1602 sayılı Askeri Yüksek İdare Mahkemesi Kananu"nun 20. maddesinde Askeri Yüksek İdare Mahkemesi"nin Türk Milleti adına; askeri olmayan makamlarca tesis edilmiş olsa bile, asker kişileri ilgilendiren ve askeri hizmete ilişkin idari işlem ve eylemlerden doğan uyuşmazlıkların ilk ve son derece mahkemesi olarak yargı denetimini ve diğer kanunlarda gösterilen, görevleri yapacağı hüküm altına alınmıştır. Bu nedenle yukarıda belirtilen yasa hükmü kapsamında kalan idari uyuşmazlıklara ilişkin davaların Askeri Yüksek İdare Mahkemesi"nde görülmesi gereklidir.

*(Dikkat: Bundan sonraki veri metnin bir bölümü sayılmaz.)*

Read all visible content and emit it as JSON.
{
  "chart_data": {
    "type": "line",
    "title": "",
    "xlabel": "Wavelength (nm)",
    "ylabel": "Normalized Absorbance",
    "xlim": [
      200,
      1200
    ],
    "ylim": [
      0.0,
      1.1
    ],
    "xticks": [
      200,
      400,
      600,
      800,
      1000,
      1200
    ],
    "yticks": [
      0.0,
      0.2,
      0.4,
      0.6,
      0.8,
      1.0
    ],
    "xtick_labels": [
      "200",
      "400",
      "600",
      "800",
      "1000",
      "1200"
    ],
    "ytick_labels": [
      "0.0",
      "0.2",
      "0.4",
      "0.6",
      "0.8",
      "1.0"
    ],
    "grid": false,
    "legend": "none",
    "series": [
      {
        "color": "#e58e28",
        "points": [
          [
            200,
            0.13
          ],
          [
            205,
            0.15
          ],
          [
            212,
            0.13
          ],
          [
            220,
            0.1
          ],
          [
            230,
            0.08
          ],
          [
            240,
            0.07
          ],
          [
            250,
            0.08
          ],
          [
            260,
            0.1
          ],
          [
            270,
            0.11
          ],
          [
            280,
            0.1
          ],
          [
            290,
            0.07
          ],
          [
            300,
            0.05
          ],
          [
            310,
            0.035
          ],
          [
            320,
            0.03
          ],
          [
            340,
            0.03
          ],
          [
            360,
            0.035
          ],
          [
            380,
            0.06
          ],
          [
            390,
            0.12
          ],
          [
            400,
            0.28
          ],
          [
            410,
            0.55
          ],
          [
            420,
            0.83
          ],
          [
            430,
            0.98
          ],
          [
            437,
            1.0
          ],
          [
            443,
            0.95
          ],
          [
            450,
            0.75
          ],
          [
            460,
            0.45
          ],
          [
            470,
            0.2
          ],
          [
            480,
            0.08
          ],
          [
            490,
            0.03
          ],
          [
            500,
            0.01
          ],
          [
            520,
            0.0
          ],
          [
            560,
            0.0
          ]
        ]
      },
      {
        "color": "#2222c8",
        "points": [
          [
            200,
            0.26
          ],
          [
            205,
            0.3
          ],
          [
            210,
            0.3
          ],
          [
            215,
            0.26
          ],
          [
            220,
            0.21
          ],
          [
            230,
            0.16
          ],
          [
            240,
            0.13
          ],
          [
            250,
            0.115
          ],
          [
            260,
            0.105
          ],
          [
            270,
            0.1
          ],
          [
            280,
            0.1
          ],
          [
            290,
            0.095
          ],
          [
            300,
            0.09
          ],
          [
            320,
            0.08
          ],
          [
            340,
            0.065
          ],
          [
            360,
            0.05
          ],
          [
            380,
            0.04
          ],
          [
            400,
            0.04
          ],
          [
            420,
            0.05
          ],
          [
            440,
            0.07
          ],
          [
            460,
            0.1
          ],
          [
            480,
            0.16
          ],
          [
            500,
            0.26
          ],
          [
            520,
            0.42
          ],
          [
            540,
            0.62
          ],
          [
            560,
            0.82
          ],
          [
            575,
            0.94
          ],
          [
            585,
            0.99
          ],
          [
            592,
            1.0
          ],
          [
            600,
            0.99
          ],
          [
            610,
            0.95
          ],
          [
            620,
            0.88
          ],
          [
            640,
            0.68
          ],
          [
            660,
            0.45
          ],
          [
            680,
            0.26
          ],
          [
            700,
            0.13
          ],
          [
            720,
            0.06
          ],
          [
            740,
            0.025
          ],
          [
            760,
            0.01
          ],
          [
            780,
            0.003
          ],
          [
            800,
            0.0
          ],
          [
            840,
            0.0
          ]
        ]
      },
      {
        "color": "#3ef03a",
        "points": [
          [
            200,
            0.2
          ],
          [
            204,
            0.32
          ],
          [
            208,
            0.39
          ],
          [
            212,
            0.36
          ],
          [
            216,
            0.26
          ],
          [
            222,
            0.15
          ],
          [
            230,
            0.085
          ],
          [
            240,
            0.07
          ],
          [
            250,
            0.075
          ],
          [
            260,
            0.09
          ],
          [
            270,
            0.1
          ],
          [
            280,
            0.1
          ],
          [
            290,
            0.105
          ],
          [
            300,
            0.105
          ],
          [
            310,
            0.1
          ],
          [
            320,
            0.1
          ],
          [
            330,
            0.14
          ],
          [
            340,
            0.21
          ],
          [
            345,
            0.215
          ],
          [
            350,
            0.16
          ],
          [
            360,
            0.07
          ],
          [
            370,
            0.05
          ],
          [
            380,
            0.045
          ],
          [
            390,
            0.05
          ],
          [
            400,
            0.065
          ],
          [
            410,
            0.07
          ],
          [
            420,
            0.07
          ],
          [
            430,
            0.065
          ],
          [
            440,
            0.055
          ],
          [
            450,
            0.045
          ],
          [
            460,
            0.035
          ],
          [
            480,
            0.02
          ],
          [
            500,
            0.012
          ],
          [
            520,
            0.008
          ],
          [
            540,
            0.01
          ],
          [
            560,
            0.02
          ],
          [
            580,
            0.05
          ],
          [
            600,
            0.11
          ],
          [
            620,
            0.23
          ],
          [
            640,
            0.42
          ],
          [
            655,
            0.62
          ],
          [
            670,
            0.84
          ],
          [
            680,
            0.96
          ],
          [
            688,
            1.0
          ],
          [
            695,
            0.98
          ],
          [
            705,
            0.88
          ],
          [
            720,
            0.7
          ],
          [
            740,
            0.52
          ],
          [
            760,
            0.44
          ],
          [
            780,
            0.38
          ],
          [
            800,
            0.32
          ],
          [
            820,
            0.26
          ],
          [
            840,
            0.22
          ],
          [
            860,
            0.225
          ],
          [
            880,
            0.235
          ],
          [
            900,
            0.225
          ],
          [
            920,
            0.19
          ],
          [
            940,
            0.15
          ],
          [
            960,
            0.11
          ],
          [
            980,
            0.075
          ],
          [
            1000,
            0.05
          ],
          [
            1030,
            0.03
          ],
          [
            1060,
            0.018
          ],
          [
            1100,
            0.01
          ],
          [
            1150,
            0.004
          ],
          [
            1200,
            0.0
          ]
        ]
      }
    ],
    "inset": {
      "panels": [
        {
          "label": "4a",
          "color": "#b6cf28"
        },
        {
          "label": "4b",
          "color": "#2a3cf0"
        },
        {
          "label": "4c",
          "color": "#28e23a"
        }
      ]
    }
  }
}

Görev kuralları kamu düzenine ilişkin olup, mahkemece kendiliğinden (re"sen) dikkate alınması zorunludur. O halde mahkemece, adli yargının yargı yolu bakımından görevsiz bulunması nedeniyle dava dilekçesinin görevsizlik nedeniyle reddine karar verilmesi gerekirken yazılı olduğu biçimde hüküm kurulması doğru görülmemiştir.
SONUÇ: Yukarıda açıklanan nedenlerle davalı vekilinin temyiz itirazlarının kabulü ile hükmün BOZULMASINA, bozma nedenine göre davalı vekilinin sair temyiz itirazlarının incelenmesine yer olmadığına, 02.07.2015 günü oybirliğiyle karar verildi.